Generating a VDS from exomes costs 0.01 USD per exome on Google Dataproc, using autoscaling policies. Generating a VDS from genomes costs 0.10 USD per genome.
If you do not intend to add new samples to a dataset and also your dataset contains fewer than 10,000 samples, you should generate a PVCF. This representation is dense and therefore easier to use.
If someone has already produced a PVCF for you, you should use that. But be aware! Because of the issues stated above, some tools or methods (including those in Hail!) might not work correctly because fields missing.

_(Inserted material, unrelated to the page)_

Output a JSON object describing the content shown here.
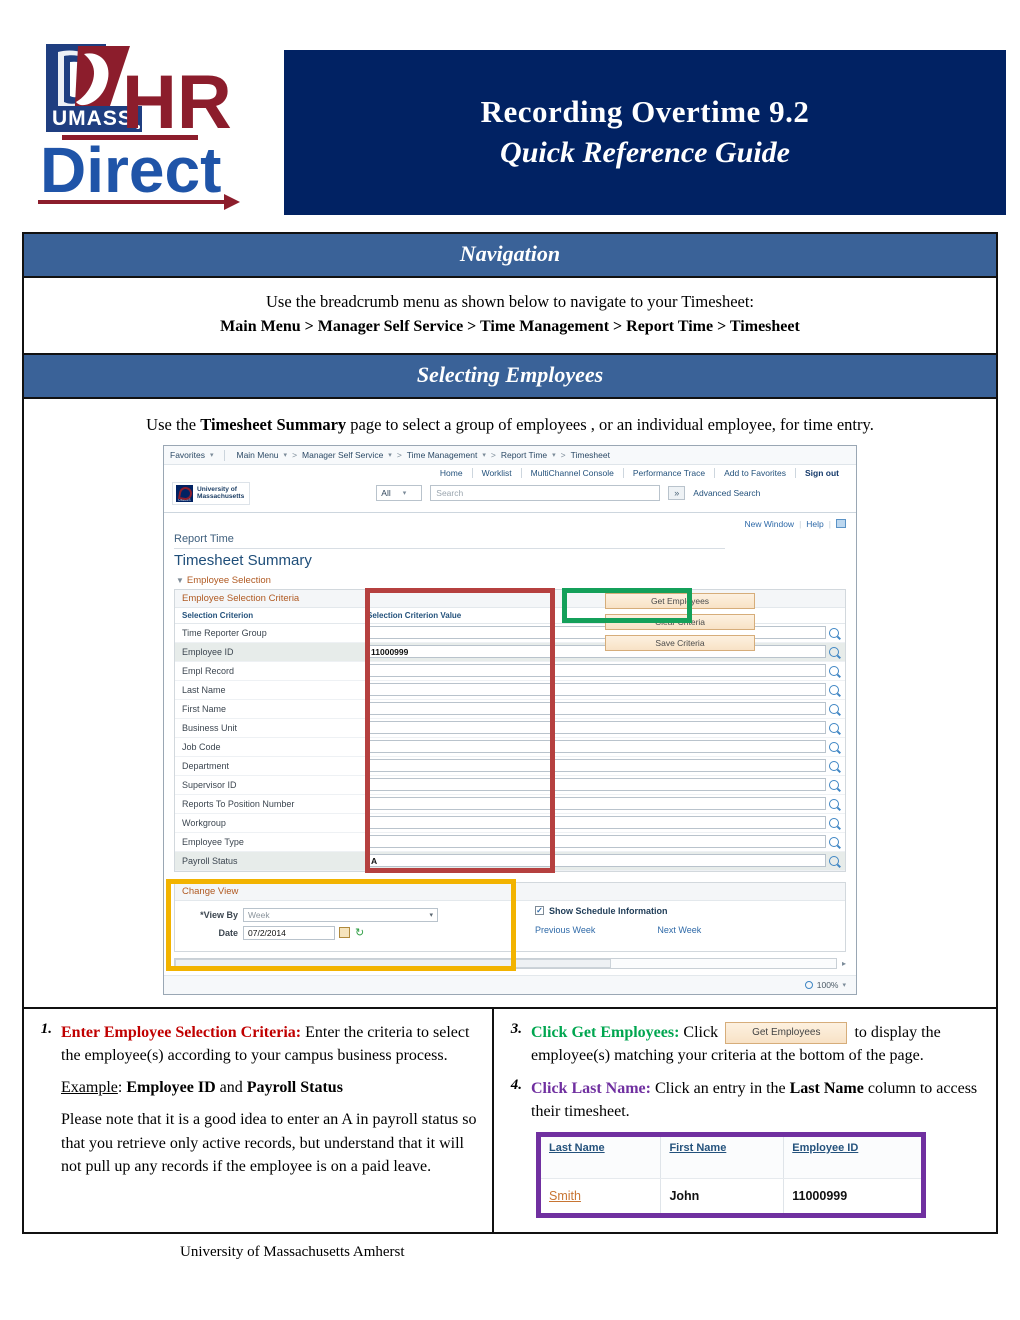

If your goal is a GWAS and someone you trust has already produced a set of a high-quality variants and samples, I recommend filtering the BGEN or PLINK file to those samples and using that for GWAS.
If you want to do your own QC or do something different than GWAS, then Hail might be a good tool. You should use the PVCF that already exists.
Working in the cloud is really challenging. I have never used AWS for analysis, so my suggestions are necessarily vague. Make sure to use an auto-scaling cluster. Start small with just a handful of variants until you feel confident in your analysis. Do not convert a BGEN file to a Hail MatrixTable. BGEN is a more succinct format than Hail MatrixTable format. Hail has great support for BGEN. I wrote more details about using Hail on the cloud here.